Figure 3: Investec Balanced strategy’s completion approach has added to returns and reduced risk
Source: Investec Asset Management, Bloomberg, 31.03.14 to 30.06.18. Investec Domestic Balanced + Completion (75%/25% respective weights, rebalanced monthly); Investec Domestic Balanced + Global Equities (75%/25% respective weights, rebalanced monthly). All returns are gross of fees.
Higher offshore limits for Regulation-28 funds broaden the investment opportunity set available for retirement savers. While this has the potential to deliver a more attractive outcome, it may also pose an additional risk to local savers if not correctly managed. Based on our experience, we concluded a number of years ago that an allocation to offshore assets through the use of independent/stand-alone strategies or third-party managers was suboptimal.

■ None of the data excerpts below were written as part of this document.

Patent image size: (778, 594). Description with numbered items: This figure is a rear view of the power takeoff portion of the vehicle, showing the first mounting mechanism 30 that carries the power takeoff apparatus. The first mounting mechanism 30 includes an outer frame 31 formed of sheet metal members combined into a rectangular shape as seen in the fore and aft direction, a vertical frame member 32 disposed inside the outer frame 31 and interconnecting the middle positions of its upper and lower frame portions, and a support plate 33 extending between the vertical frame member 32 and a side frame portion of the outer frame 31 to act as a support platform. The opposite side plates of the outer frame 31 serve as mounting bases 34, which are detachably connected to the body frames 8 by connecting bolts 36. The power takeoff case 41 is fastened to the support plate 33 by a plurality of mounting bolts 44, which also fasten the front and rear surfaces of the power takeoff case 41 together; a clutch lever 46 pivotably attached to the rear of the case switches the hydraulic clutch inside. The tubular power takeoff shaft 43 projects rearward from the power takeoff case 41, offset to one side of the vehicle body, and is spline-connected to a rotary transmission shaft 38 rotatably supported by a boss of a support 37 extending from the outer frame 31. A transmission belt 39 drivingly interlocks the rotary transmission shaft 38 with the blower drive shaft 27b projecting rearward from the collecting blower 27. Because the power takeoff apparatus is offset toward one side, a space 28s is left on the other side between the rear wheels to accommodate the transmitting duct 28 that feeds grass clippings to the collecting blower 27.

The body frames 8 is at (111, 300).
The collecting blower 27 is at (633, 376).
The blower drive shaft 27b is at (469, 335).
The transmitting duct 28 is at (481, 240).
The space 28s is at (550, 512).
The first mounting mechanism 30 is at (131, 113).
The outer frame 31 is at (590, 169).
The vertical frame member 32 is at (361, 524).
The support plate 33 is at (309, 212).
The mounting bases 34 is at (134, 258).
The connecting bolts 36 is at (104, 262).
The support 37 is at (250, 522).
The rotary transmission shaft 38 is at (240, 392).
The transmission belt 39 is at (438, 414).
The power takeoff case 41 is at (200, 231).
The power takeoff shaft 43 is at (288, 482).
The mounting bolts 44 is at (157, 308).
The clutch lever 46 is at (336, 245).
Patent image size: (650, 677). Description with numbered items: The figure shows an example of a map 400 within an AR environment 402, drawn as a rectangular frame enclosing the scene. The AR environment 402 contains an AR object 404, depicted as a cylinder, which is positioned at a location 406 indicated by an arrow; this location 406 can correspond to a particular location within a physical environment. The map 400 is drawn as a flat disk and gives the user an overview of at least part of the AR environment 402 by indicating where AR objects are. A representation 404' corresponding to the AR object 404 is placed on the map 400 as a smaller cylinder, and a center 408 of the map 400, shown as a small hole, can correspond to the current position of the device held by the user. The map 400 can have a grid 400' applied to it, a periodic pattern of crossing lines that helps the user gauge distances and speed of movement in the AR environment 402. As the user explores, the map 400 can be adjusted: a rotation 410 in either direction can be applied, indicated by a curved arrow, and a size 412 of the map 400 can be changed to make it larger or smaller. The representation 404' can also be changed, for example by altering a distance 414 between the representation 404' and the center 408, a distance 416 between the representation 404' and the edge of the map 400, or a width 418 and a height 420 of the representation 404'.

In response, we adopted a holistic approach, considering our offshore investments on a total portfolio basis. This implies full sight of all assets and control over them, both local and offshore. Our approach requires constant evaluation of the interaction and correlation of different assets across geographies. We believe this is the only solution to appropriately enhance diversification and therefore the risk-adjusted returns for our investors. This approach has been a key contributor to enhancing the return and reducing the risk for our investors. The positive contribution from our completion approach should continue to contribute to risk-adjusted returns going forward, especially as the ability to increase the allocation to offshore assets has been increased.
1Period is since inception of Investec Completion strategy (31.03.14) to 30.06.18. ‘Broad asset classes’ (annualised returns in rands from 31.03.14 to 30.06.18) references Global Equities (MSCI ACWI, 14.0% p.a.); Global Bonds (Barclays Aggregate Global Bond Index, 7.1% p.a.); Global Cash (US Libor, 7.1% p.a.); SA Equities (SWIX, 7.7% p.a.); SA Bonds (ALBI, 8.0% p.a.) and SA Cash (STeFI Composite, 7.0% p.a.).
All information and opinions provided are of a general nature and are not intended to address the circumstances of any particular individual or entity. We are not acting and do not purport to act in any way as an adviser or in a fiduciary capacity. No one should act upon such information or opinion without appropriate professional advice after a thorough examination of a particular situation. We endeavour to provide accurate and timely information but we make no representation or warranty, express or implied, with respect to the correctness, accuracy or completeness of the information and opinions. We do not undertake to update, modify or amend the information on a frequent basis or to advise any person if such information subsequently becomes inaccurate. Any representation or opinion is provided for information purposes only. Fluctuations or movements in exchange rates may cause the value of underlying international investments to go up or down. Investec Asset Management (Pty) Limited is an authorised financial services provider. Issued by Investec Asset Management, August 2018.